Dose adjustment was possible in case of adverse events. Patients who responded to blinatumomab but later relapsed had the option to be retreated with blinatumomab.

Treatment at recommended dose

Seventy patients received at least 1 infusion of blinatumomab at the recommended dose. The median number of treatment cycles was 1 (range, 1 to 5).

The patients’ median age was 8 years (range, 7 months to 17 years). Forty patients (57%) had undergone allogeneic transplant prior to receiving blinatumomab, and 39 (56%) had refractory disease. Four patients had less than the 25% bone marrow blasts required for protocol entry but had more than 5% blasts.

Adverse events

The most common adverse events among the patients who received the recommended dose of blinatumomab were pyrexia (80%), anemia (41%), nausea (33%), and headache (30%).

The most frequent grade 3 or higher events were anemia (36%), thrombocytopenia (21%), febrile neutropenia (17%), hypokalemia (17%), and neutropenia (17%).

Eight patients developed CRS. Three had grade 3 and 1 had grade 4 CRS. Two of these patients had treatment interruptions, and 2 discontinued treatment permanently. All 4 patients achieved a CR.

Ten patients (14%) had treatment interruptions due to adverse events, and 4 (6%) discontinued treatment permanently because of adverse events.

Six patients had fatal adverse events. Three died after they went on to allogeneic transplant—1 of multiorgan failure, 1 of sepsis, and 1 of respiratory failure. The 3 other deaths were due to fungal infection, multiorgan failure, and thrombocytopenia.

Response and follow-up

Among the 70 patients who received the recommended dose of blinatumomab, 27 (39%) achieved a CR within the first 2 cycles.
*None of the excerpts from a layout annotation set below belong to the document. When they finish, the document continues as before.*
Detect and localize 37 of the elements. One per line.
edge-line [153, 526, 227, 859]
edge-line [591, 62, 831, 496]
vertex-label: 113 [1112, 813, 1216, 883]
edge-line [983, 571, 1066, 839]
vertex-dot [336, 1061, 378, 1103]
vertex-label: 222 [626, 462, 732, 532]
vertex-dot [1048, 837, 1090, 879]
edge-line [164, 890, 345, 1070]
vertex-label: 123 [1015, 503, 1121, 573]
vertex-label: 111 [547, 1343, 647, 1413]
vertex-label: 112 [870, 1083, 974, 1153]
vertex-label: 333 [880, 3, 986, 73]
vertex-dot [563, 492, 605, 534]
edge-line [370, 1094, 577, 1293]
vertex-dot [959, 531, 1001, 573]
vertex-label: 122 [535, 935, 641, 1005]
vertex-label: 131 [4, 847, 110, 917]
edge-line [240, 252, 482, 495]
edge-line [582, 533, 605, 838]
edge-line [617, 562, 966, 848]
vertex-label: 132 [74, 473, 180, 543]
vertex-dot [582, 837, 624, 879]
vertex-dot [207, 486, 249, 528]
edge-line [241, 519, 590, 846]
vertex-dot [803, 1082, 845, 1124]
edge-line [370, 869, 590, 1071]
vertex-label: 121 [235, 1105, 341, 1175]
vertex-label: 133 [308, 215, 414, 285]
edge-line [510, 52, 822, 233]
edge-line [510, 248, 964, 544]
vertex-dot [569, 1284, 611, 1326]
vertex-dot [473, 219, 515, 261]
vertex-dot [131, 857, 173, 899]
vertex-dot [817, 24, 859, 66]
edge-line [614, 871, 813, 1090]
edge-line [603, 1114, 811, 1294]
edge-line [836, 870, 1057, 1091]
Fourteen of these patients (52%) achieved complete MRD response.

CRs were achieved across subgroups, and complete MRD response rates were similar across subgroups.

Thirteen of the 27 patients (48%) who achieved a CR went on to receive an allogeneic transplant.

At the end of the 2-year follow-up, 4 of the 27 complete responders were still in remission.

Two of the patients had relapsed but were still alive, 3 had withdrawn consent (1 in CR and 2 after relapse), 3 had died in CR after transplant, and 15 had relapsed and died.

Of the 43 patients who did not achieve a CR within the first 2 treatment cycles, 8 were still alive at the end of the 2-year follow-up.